A hands-on designer, Gaultier assumed overall control of all the costumes he created, personally checking the 900 extras on 'The Fifth Element' before shooting. He continues the two-tier system established by 'The Cook The Thief' - on which he only created specially designed items for the leads (notably Helen Mirren, inspired by 'Last Year in Marienbad' and classic Hollywood) and then let the other characters rifle through his ready-to-wear collections.

The extant Gaultier signature styles are evident in 'The Fifth Element' - the cone bras, the crinoline hoops worn as outer garments, the glamorously feminine men's costumes and Bruce Willis' carefully ripped dinner shirt. But his eclecticism is also in evidence - for instance in his witty reworking of military uniforms (in this case Gary Oldman's SS-inspired high collars and wide trousers tucked into sleek boots) and the copious references to the cinematic heritage of futuristic fantasies. Although an innovator, Gaultier served a classic apprenticeship and is steeped in tradition, so there are echoes of 'Metropolis' (1926, which also inspired 'Kika'), of the functionalism of Hardy Amies' costumes for '2001: A Space Odyssey' (1968) and of the gaudiness of Paco Rabanne's work on 'Barbarella' (1967).

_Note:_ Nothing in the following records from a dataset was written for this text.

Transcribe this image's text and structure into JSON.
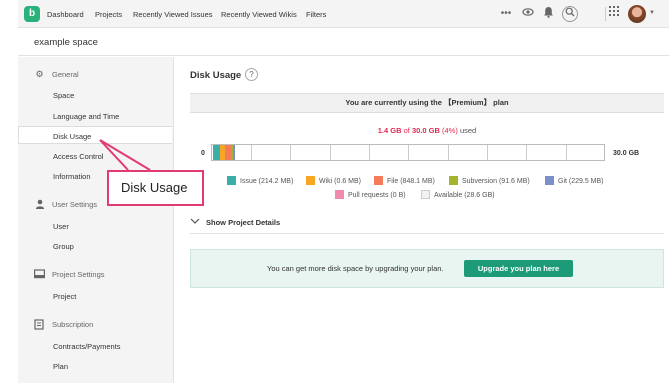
{
  "topnav": {
    "logo_letter": "b",
    "items": [
      "Dashboard",
      "Projects",
      "Recently Viewed Issues",
      "Recently Viewed Wikis",
      "Filters"
    ],
    "icons": [
      "more-icon",
      "eye-icon",
      "bell-icon",
      "search-icon",
      "apps-grid-icon",
      "user-avatar"
    ]
  },
  "space": {
    "name": "example space"
  },
  "sidebar": {
    "sections": [
      {
        "label": "General",
        "icon": "gear-icon",
        "items": [
          "Space",
          "Language and Time",
          "Disk Usage",
          "Access Control",
          "Information"
        ]
      },
      {
        "label": "User Settings",
        "icon": "user-icon",
        "items": [
          "User",
          "Group"
        ]
      },
      {
        "label": "Project Settings",
        "icon": "folder-icon",
        "items": [
          "Project"
        ]
      },
      {
        "label": "Subscription",
        "icon": "subscription-icon",
        "items": [
          "Contracts/Payments",
          "Plan"
        ]
      }
    ],
    "active_item": "Disk Usage"
  },
  "main": {
    "title": "Disk Usage",
    "help": "?",
    "plan_text": "You are currently using the 【Premium】 plan",
    "usage": {
      "used": "1.4 GB",
      "of": "of",
      "total": "30.0 GB",
      "pct": "(4%)",
      "suffix": "used"
    },
    "bar_min": "0",
    "bar_max": "30.0 GB",
    "details_label": "Show Project Details",
    "upgrade_text": "You can get more disk space by upgrading your plan.",
    "upgrade_button": "Upgrade you plan here"
  },
  "legend": [
    {
      "label": "Issue (214.2 MB)",
      "color": "#3aafa9"
    },
    {
      "label": "Wiki (0.6 MB)",
      "color": "#f6a623"
    },
    {
      "label": "File (848.1 MB)",
      "color": "#f47c5a"
    },
    {
      "label": "Subversion (91.6 MB)",
      "color": "#a4b42c"
    },
    {
      "label": "Git (229.5 MB)",
      "color": "#7b8fc9"
    },
    {
      "label": "Pull requests (0 B)",
      "color": "#f08aae"
    },
    {
      "label": "Available (28.6 GB)",
      "color": "#f2f2f2"
    }
  ],
  "callout": {
    "text": "Disk Usage",
    "color": "#e23a75"
  }
}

Gaultier has said that cinema affords him the freedom to let his imagination run wild, to experiment in a way he can't in the world of couture. this feeling of liberation is exemplified by the ultramodern, provocative and sportif costumes Milla Jovovich wears. In her synthetic spider-woman body-cages, her punky t-shirt and hard boots she synthesises existing Gaultier with pure fantasy. Leeloo, Andrea and Mirren's The Wife are all pure spectacle, Gaultier's riposte to all those admirers of submissive Armani- or Cerruti-inspired clothes that blend in with narrative and character, rather than disrupting and challenging them.